The sound of dying neighborhoods

Unless something changes, 2013 in the Twin Cities may be the summer when people and politicians gave up and ceded their neighborhoods to the gangs.

Just last week, for example, a beating on the East Side of Saint Paul led its residents to beg for officials to do something — anything, really. Nobody seems to have an answer, however.

On Sunday morning, MPR’s Curtis Gilbert reported, a City Council candidate in Minneapolis was awakened by gunfire, saw an SUV drive away, and found shell casings in the street.

“And it’s even more disturbing when you go door-knocking and you hear stories like this about every other block,” Ian Alexander said.
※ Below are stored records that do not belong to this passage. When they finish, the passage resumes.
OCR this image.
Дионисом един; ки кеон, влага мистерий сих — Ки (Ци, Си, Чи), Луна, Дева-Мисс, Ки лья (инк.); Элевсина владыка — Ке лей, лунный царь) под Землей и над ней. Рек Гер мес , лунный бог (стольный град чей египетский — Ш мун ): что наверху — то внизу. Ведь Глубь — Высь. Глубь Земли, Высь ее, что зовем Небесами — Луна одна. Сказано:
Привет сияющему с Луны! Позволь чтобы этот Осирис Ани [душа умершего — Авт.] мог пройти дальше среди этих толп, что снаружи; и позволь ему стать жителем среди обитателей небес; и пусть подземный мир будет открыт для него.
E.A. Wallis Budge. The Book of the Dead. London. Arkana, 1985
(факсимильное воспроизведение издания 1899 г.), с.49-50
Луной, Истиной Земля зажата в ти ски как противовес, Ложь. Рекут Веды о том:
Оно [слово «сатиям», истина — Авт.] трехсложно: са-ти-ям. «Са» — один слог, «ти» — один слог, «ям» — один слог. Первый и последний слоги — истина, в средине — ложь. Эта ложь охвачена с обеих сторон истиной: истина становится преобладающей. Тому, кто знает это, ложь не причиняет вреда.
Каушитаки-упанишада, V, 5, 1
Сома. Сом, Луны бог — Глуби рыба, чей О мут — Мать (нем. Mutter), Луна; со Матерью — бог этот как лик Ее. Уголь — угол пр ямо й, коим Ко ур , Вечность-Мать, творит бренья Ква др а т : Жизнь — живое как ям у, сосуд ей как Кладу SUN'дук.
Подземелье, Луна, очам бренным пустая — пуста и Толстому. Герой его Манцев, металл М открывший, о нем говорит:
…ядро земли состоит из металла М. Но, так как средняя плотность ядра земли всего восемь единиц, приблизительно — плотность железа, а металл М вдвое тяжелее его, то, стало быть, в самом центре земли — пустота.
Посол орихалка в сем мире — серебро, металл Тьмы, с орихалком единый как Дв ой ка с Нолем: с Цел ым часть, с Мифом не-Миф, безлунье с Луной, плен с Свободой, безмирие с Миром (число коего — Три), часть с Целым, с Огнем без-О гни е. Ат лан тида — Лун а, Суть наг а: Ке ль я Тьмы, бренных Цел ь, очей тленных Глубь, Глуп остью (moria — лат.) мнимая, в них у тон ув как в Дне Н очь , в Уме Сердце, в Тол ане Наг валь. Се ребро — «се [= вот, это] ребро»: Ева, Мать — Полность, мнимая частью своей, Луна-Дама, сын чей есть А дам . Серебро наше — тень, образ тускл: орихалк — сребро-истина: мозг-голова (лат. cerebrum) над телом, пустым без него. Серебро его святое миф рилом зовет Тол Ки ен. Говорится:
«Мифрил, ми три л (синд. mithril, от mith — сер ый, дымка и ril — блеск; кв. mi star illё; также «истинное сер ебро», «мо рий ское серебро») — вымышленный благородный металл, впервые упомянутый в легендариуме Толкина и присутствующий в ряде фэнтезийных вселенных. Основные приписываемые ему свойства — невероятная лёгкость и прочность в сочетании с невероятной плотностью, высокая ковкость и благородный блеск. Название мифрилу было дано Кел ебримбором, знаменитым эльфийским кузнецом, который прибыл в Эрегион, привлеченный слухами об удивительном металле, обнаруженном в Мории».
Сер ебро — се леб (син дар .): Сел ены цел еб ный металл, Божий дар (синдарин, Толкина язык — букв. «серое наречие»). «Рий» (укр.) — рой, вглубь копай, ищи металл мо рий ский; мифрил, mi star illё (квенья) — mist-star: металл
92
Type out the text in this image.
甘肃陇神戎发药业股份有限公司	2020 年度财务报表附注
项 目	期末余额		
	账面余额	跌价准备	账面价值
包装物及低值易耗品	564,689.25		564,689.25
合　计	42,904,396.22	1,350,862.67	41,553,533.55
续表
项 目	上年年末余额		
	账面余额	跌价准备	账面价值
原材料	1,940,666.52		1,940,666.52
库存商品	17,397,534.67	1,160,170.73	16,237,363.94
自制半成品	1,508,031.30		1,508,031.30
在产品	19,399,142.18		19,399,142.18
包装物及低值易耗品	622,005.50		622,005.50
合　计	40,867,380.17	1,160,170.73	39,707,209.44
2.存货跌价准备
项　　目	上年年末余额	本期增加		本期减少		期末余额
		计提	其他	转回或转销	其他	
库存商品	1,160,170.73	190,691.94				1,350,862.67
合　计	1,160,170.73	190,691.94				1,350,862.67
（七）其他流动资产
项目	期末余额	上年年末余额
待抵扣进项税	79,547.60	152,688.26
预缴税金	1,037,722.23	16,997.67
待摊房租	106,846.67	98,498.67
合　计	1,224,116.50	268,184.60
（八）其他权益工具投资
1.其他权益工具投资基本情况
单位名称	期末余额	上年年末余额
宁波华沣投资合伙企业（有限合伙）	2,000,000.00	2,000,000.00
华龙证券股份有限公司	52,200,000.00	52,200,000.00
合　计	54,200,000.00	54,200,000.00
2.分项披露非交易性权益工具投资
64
But nothing should be more alarming than when people reach the breaking point, tired of putting up with what few of us would. Take Brigette Mengerson, for example. She’s a homeowner in north Minneapolis who has proudly called it home, an example of what neighborhoods need to flourish.
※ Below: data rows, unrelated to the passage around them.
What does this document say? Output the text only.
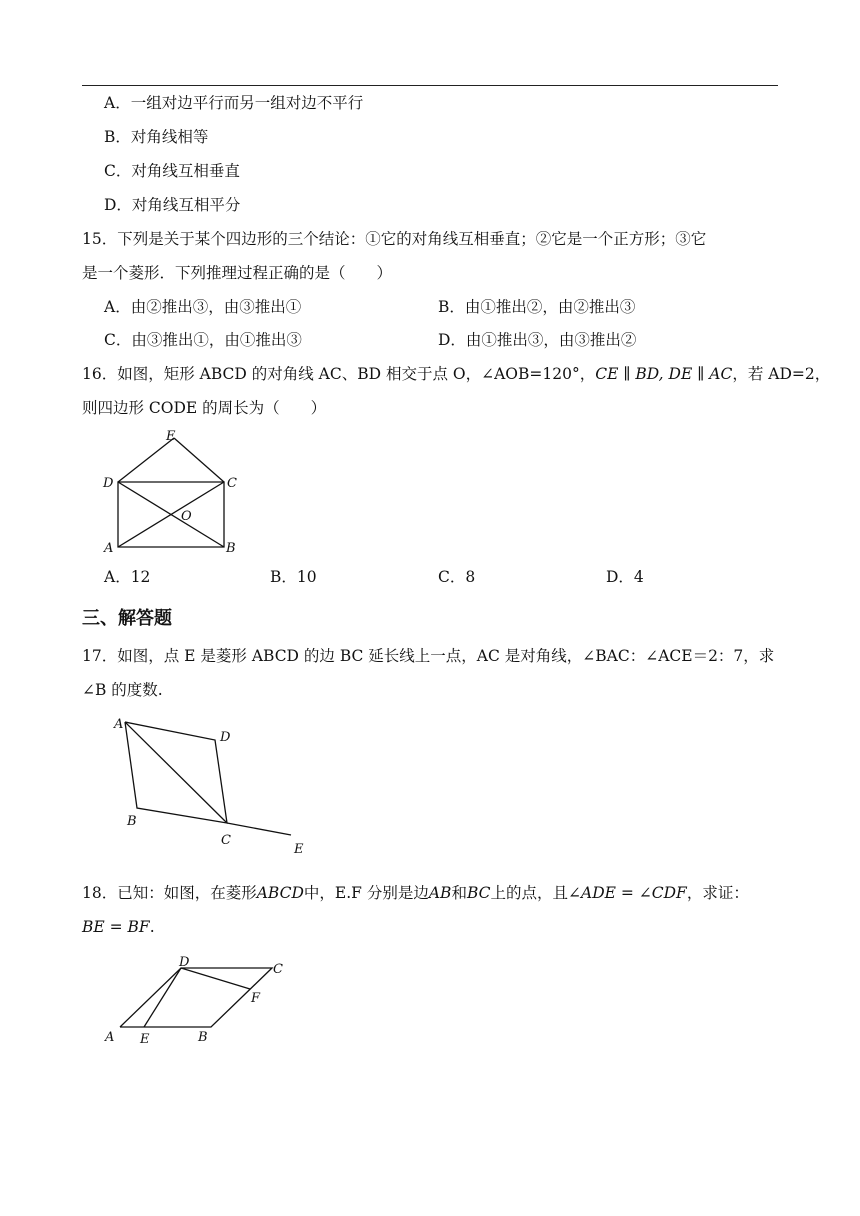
A．一组对边平行而另一组对边不平行
B．对角线相等
C．对角线互相垂直
D．对角线互相平分
15．下列是关于某个四边形的三个结论：①它的对角线互相垂直；②它是一个正方形；③它
是一个菱形．下列推理过程正确的是（　　）
A．由②推出③，由③推出①	B．由①推出②，由②推出③
C．由③推出①，由①推出③	D．由①推出③，由③推出②
16．如图，矩形 ABCD 的对角线 AC、BD 相交于点 O，∠AOB=120°，CE ∥ BD, DE ∥ AC，若 AD=2，
则四边形 CODE 的周长为（　　）
E
D	C
O
A	B
A．12	B．10	C．8	D．4
三、解答题
17．如图，点 E 是菱形 ABCD 的边 BC 延长线上一点，AC 是对角线，∠BAC：∠ACE＝2：7，求
∠B 的度数.
A
D
B
C
E
18．已知：如图，在菱形ABCD中，E.F 分别是边AB和BC上的点，且∠ADE = ∠CDF，求证：
BE = BF.
D	C
F
A E	B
She was awakened this morning, too, by gunfire. She posted what should be a wake-up call on the North Vent Facebook page:

Tuesday, 1:47am… Semi automatic fire, about 7 shots. Third incident in a row, sounded like the alley of Penn and 34th. For some reason, these shots gave me a guttural response to cry as I laid very rigid in my back, speaking to 911. I couldn’t fall back asleep, I kept rearranging the furniture in my head, least likely place to take a bullet configuration. Then on to what room in the house would I feel safest putting in a nursery, and then more tears, no desire to bring a child into this home, this area.

I am so ******* disgusted by the very evident gang wars going on around here. Coincidence that 35th and Freemont got shot up and then in the middle of the night shots returned on this side of North? Daniel Field and I are a stone’s throw away from the school; is that what it will take to get some serious enforcement, kids getting shot walking home from school or run down by these jackasses speeding, weaving, riding out of windows, on top of the hoods of cars?
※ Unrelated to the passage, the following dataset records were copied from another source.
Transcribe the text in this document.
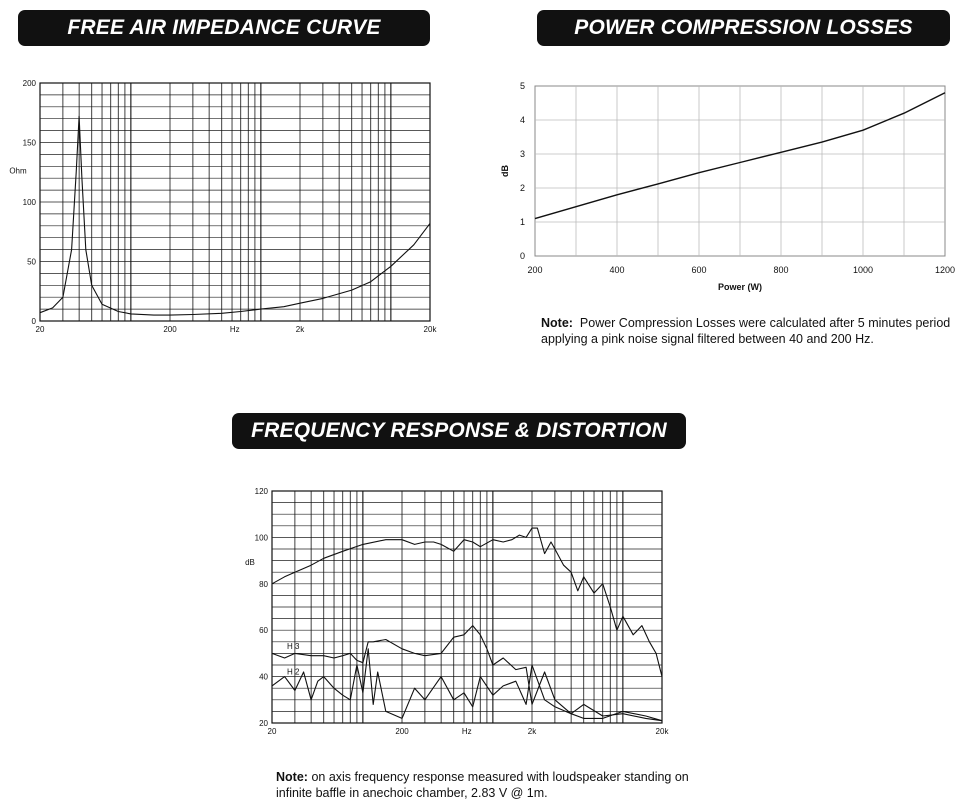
FREE AIR IMPEDANCE CURVE	POWER COMPRESSION LOSSES
FREQUENCY RESPONSE & DISTORTION
0
50
100
150
200
20	200	2k	20k
Hz
Ohm
200	400	600	800	1000	1200
0
1
2
3
4
5
Power (W)
dB
20
40
60
80
100
120
20	200	2k	20k
Hz
dB
H 3
H 2
Note: Power Compression Losses were calculated after 5 minutes period applying a pink noise signal filtered between 40 and 200 Hz.
Note: on axis frequency response measured with loudspeaker standing on infinite baffle in anechoic chamber, 2.83 V @ 1m.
These aren’t just brainless thrill seekers; these are gang initiations, calling cards, territorial pissings. We are the only ones living in fear, the terrorist gang members have not seen any evidence that there will be consequences for their crimes. It just sickens me that this community pays for those crimes in both financial and personal loss, through plummeting house values, loss of possessions, and most valuable to me, loss of feeling safe. It’s the emotional terrorism that without effort, kept my spine bolted into my mattress last night, tears running down my face. To that, I say **** this place.

Even a neighborhood’s biggest supporters can reach the point where walking away and leaving it to die is an option.